You can't fix a problem you don't know the source of.

Thank you Dan, for this comment and the previous one regarding my input.

I certainly agree with you that one needs to introspect in order to realize one has a problem and that one needs to discover that one's emotions are not telling one factually that something is actually for oneself or against oneself. I think the default position regarding emotions is that they are correct in identifying positive or negative aspects of reality, else why would one have that particular emotional reaction? It takes introspection to realize that one has a premise, a programming, or an association that leads to that emotion and that these can be incorrect or not conforming to actual existence.

I think many people tend to take an emotional reaction as the given, such as when one touches something that is hot and one feels pain and from that removes one's fingers from the fire. In the case of physiological reactions, they are accurate -- i.e. if one does not remove one's fingers from the fire then one will get burnt, one will suffer actual damage. And it takes an introspective effort to realize that just because one's emotions are telling oneself one thing that it might be better to do the opposite -- i.e. follow reason. With the fire analogy, most animals will run away from fire out of fear of getting burnt, but because man has reason and can act against that fear, he can tame fire and use it to his advantage, and thus no longer feel fear but pride in his accomplishment.
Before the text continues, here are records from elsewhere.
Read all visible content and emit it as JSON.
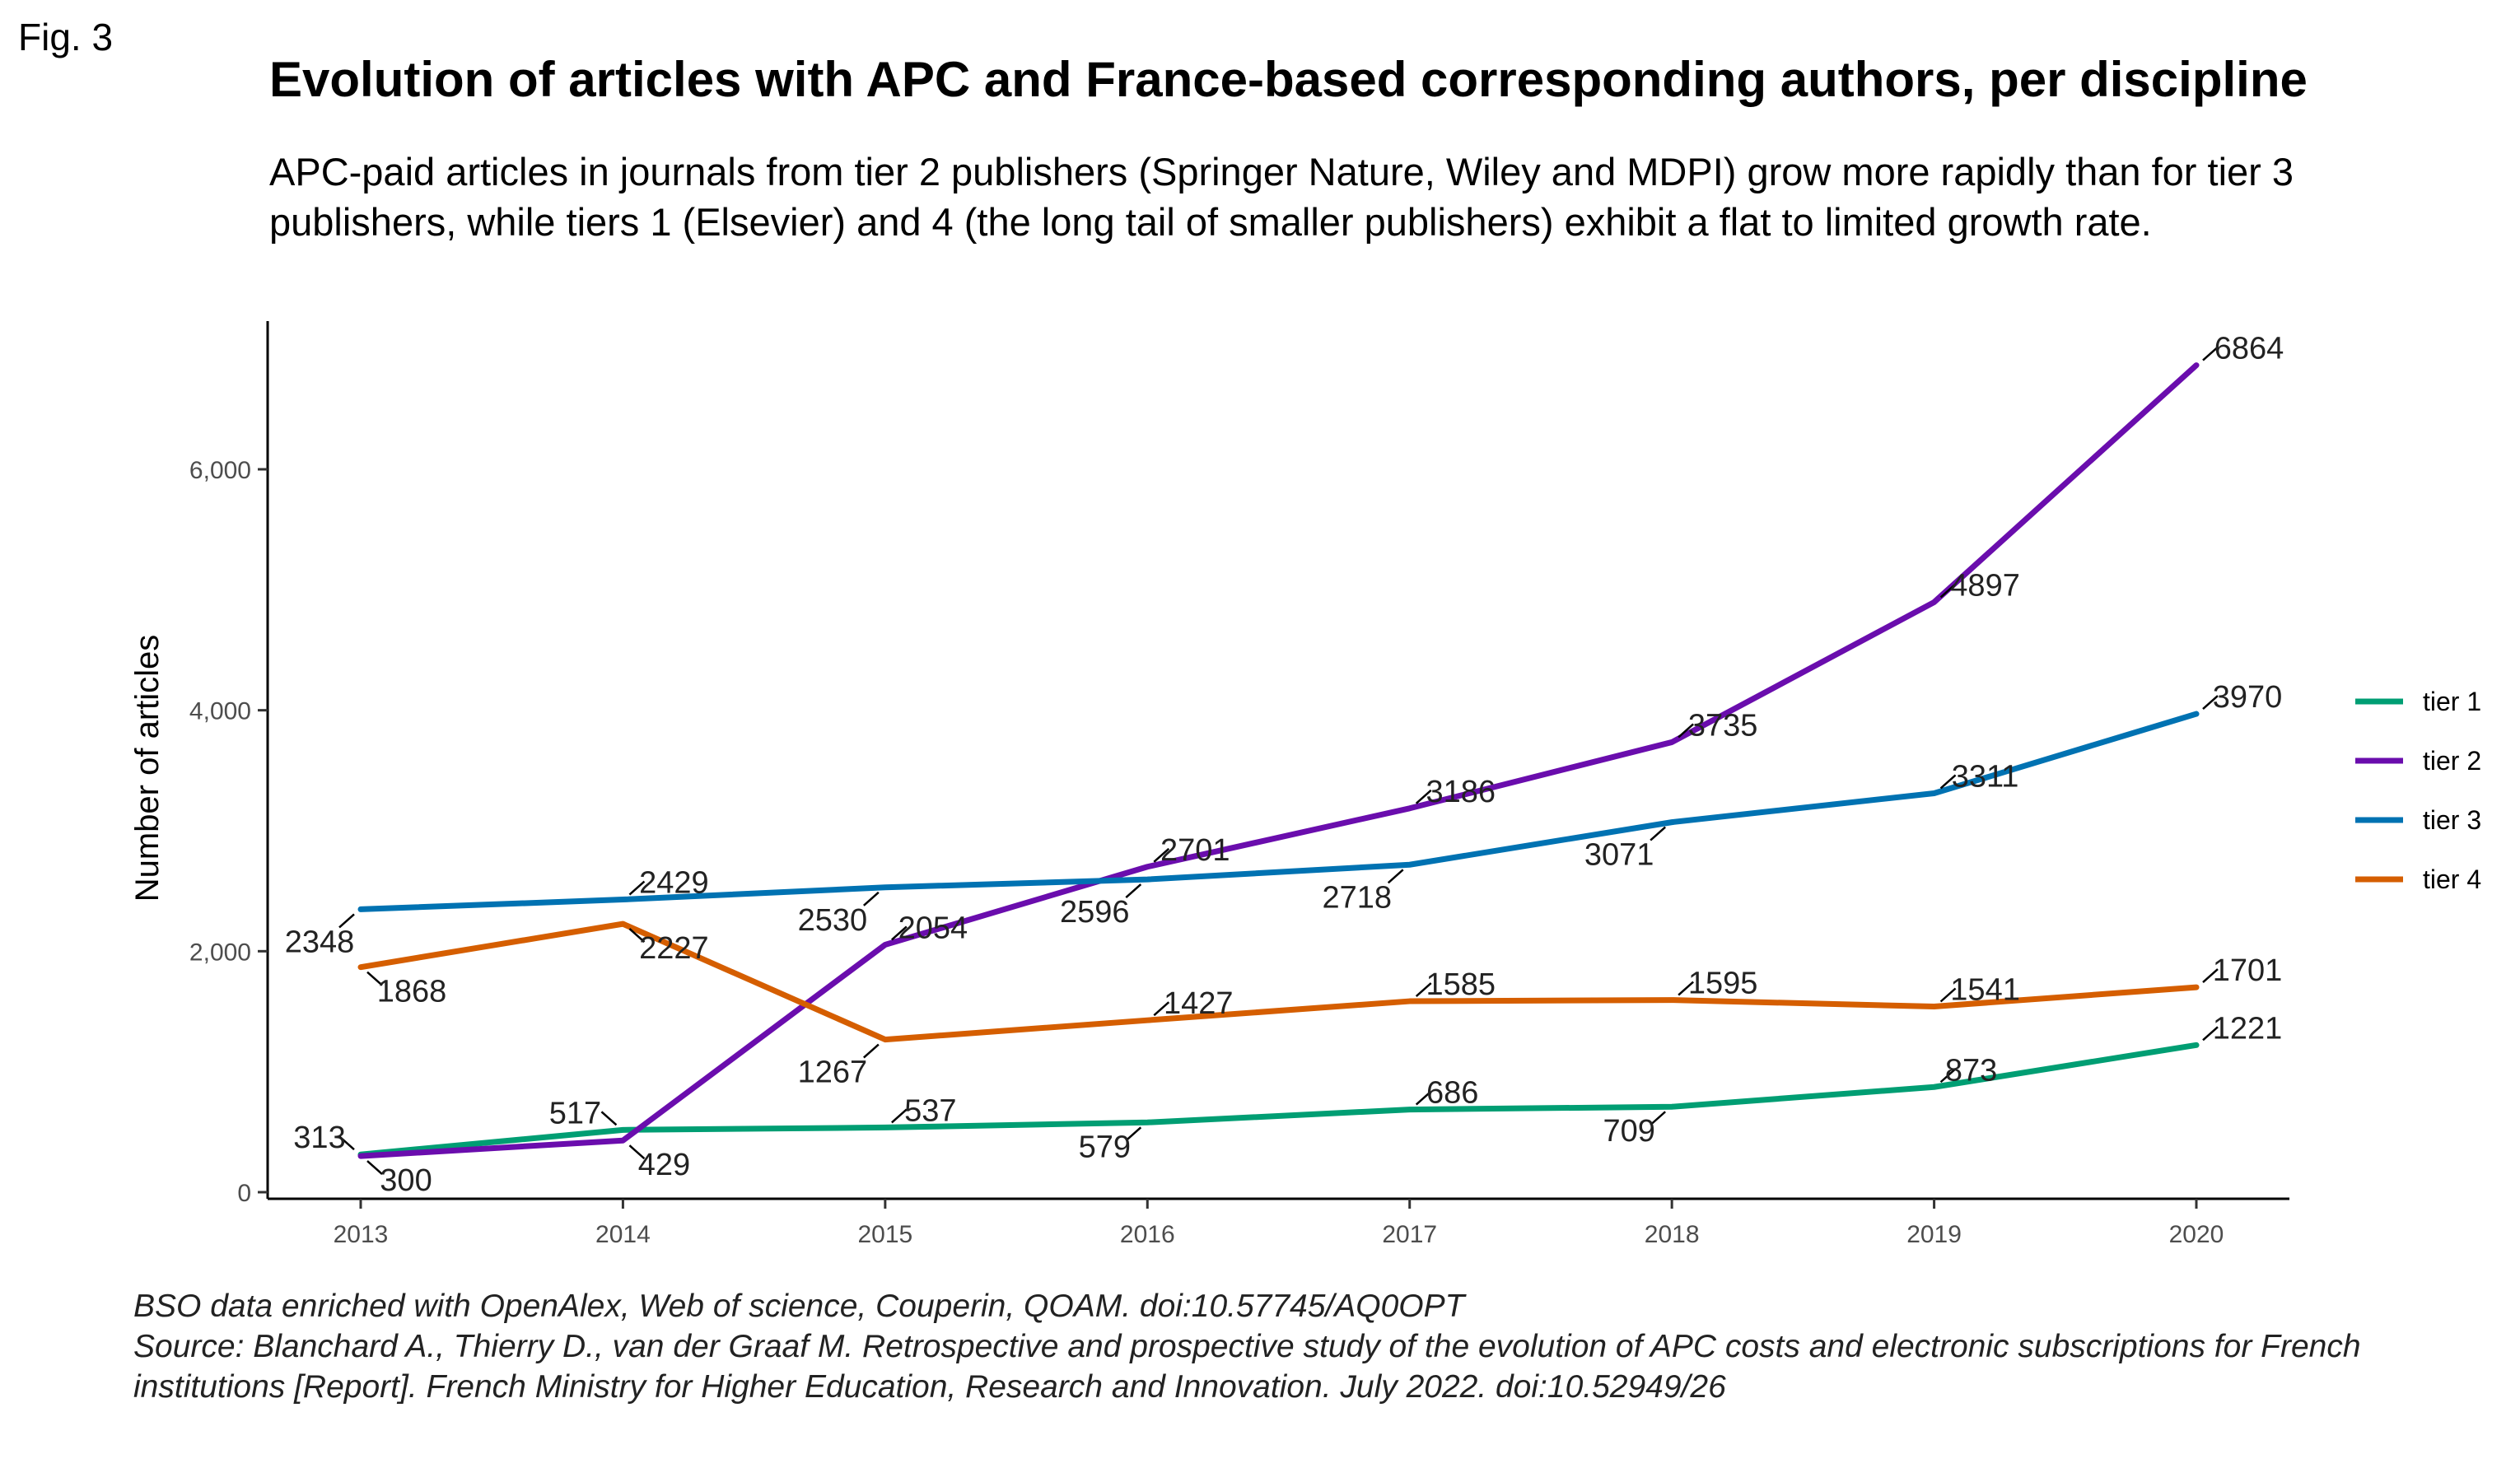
{
  "figure": {
    "label": "Fig. 3",
    "title": "Evolution of articles with APC and France-based corresponding authors, per discipline",
    "subtitle": "APC-paid articles in journals from tier 2 publishers (Springer Nature, Wiley and MDPI) grow more rapidly than for tier 3 publishers, while tiers 1 (Elsevier) and 4 (the long tail of smaller publishers) exhibit a flat to limited growth rate.",
    "caption_line1": "BSO data enriched with OpenAlex, Web of science, Couperin, QOAM. doi:10.57745/AQ0OPT",
    "caption_line2": "Source: Blanchard A., Thierry D., van der Graaf M. Retrospective and prospective study of the evolution of APC costs and electronic subscriptions for French",
    "caption_line3": "institutions [Report]. French Ministry for Higher Education, Research and Innovation. July 2022. doi:10.52949/26"
  },
  "chart_data": {
    "type": "line",
    "title": "Evolution of articles with APC and France-based corresponding authors, per discipline",
    "xlabel": "",
    "ylabel": "Number of articles",
    "x": [
      2013,
      2014,
      2015,
      2016,
      2017,
      2018,
      2019,
      2020
    ],
    "ylim": [
      0,
      7150
    ],
    "yticks": [
      0,
      2000,
      4000,
      6000
    ],
    "ytick_labels": [
      "0",
      "2,000",
      "4,000",
      "6,000"
    ],
    "grid": false,
    "legend_position": "right",
    "series": [
      {
        "name": "tier 1",
        "color": "#009E73",
        "values": [
          313,
          517,
          537,
          579,
          686,
          709,
          873,
          1221
        ]
      },
      {
        "name": "tier 2",
        "color": "#6A0DAD",
        "values": [
          300,
          429,
          2054,
          2701,
          3186,
          3735,
          4897,
          6864
        ]
      },
      {
        "name": "tier 3",
        "color": "#0072B2",
        "values": [
          2348,
          2429,
          2530,
          2596,
          2718,
          3071,
          3311,
          3970
        ]
      },
      {
        "name": "tier 4",
        "color": "#D55E00",
        "values": [
          1868,
          2227,
          1267,
          1427,
          1585,
          1595,
          1541,
          1701
        ]
      }
    ]
  }
}
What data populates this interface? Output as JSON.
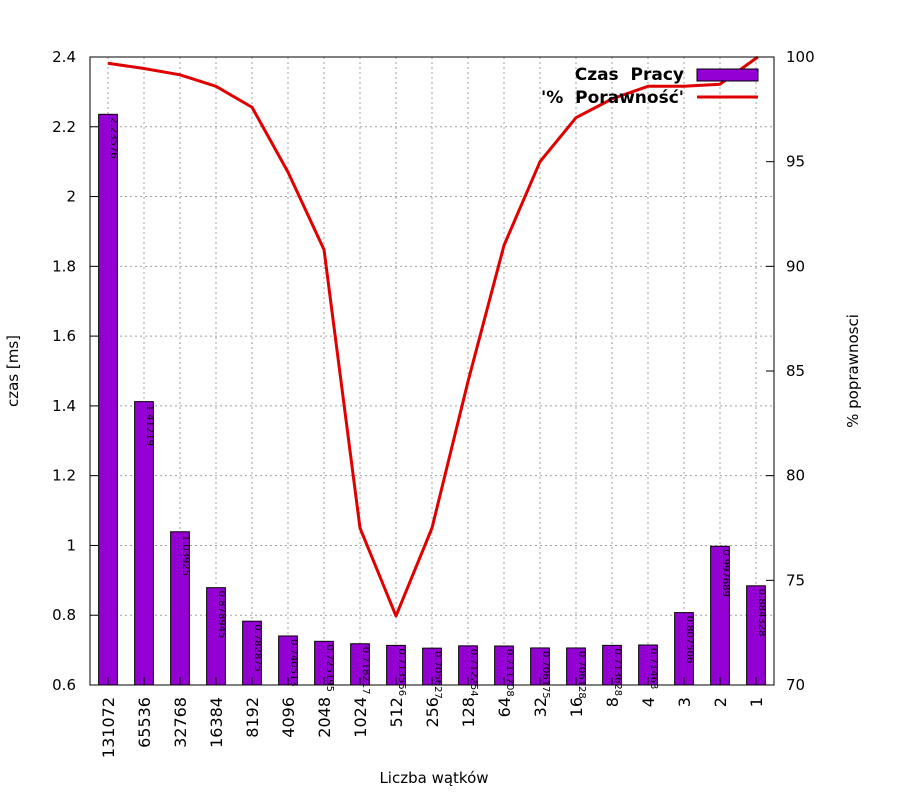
{
  "chart_data": {
    "type": "bar",
    "title": "",
    "xlabel": "Liczba wątków",
    "ylabel": "czas [ms]",
    "y2label": "% poprawnosci",
    "ylim": [
      0.6,
      2.4
    ],
    "y2lim": [
      70,
      100
    ],
    "yticks": [
      "0.6",
      "0.8",
      "1",
      "1.2",
      "1.4",
      "1.6",
      "1.8",
      "2",
      "2.2",
      "2.4"
    ],
    "y2ticks": [
      "70",
      "75",
      "80",
      "85",
      "90",
      "95",
      "100"
    ],
    "grid": true,
    "legend_position": "top-right",
    "categories": [
      "131072",
      "65536",
      "32768",
      "16384",
      "8192",
      "4096",
      "2048",
      "1024",
      "512",
      "256",
      "128",
      "64",
      "32",
      "16",
      "8",
      "4",
      "3",
      "2",
      "1"
    ],
    "series": [
      {
        "name": "Czas  Pracy",
        "axis": "left",
        "type": "bar",
        "color": "#9400d3",
        "values": [
          2.23576,
          1.41219,
          1.03925,
          0.878945,
          0.782875,
          0.740513,
          0.725195,
          0.718217,
          0.713556,
          0.705627,
          0.712254,
          0.711708,
          0.706175,
          0.706128,
          0.713628,
          0.71463,
          0.807506,
          0.997689,
          0.884328
        ],
        "labels": [
          "2.23576",
          "1.41219",
          "1.03925",
          "0.878945",
          "0.782875",
          "0.740513",
          "0.725195",
          "0.718217",
          "0.713556",
          "0.705627",
          "0.712254",
          "0.711708",
          "0.706175",
          "0.706128",
          "0.713628",
          "0.71463",
          "0.807506",
          "0.997689",
          "0.884328"
        ]
      },
      {
        "name": "'%  Porawność'",
        "axis": "right",
        "type": "line",
        "color": "#e00000",
        "values": [
          99.7,
          99.45,
          99.15,
          98.6,
          97.6,
          94.5,
          90.8,
          77.5,
          73.3,
          77.5,
          84.5,
          91.0,
          95.0,
          97.1,
          98.0,
          98.6,
          98.6,
          98.7,
          100.0
        ]
      }
    ]
  }
}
Similarly, if he introspects about the source of his emotions, then he can follow reason more assuredly. And I think you are right that a lot of people do not understand that there is a psychological or subconscious source for emotions, that they are not a direct contact with reality, and that there is another step in there that is giving that emotional reaction.

I think a lot of people might even feel fear or anxiety when they first come across Objectivism. Having been Catholic when I first came across Objectivism led to those emotions in me. But understanding the nature of emotions via Objectivism and the moral code of following reason instead of emotions, and by further studying and observations, my emotional reactions eventually changed to one of pleasure when I think about Objectivism. I think a lot of people don't understand the nature of emotions, and thus, when feeling fear or anxiety with regard to Objectivism, drop it as if it will do them harm.

So I think understanding the nature of emotions is crucial in the spread of Objectivism, at least for those who have a strong negative emotional reaction to it at first glance. A misunderstanding of emotions, and the tendency to treat them as physiological reactions, can lead one to turn against it due to fear or anxiety. But, like taming fire, if one sticks with reason, it is worth the effort.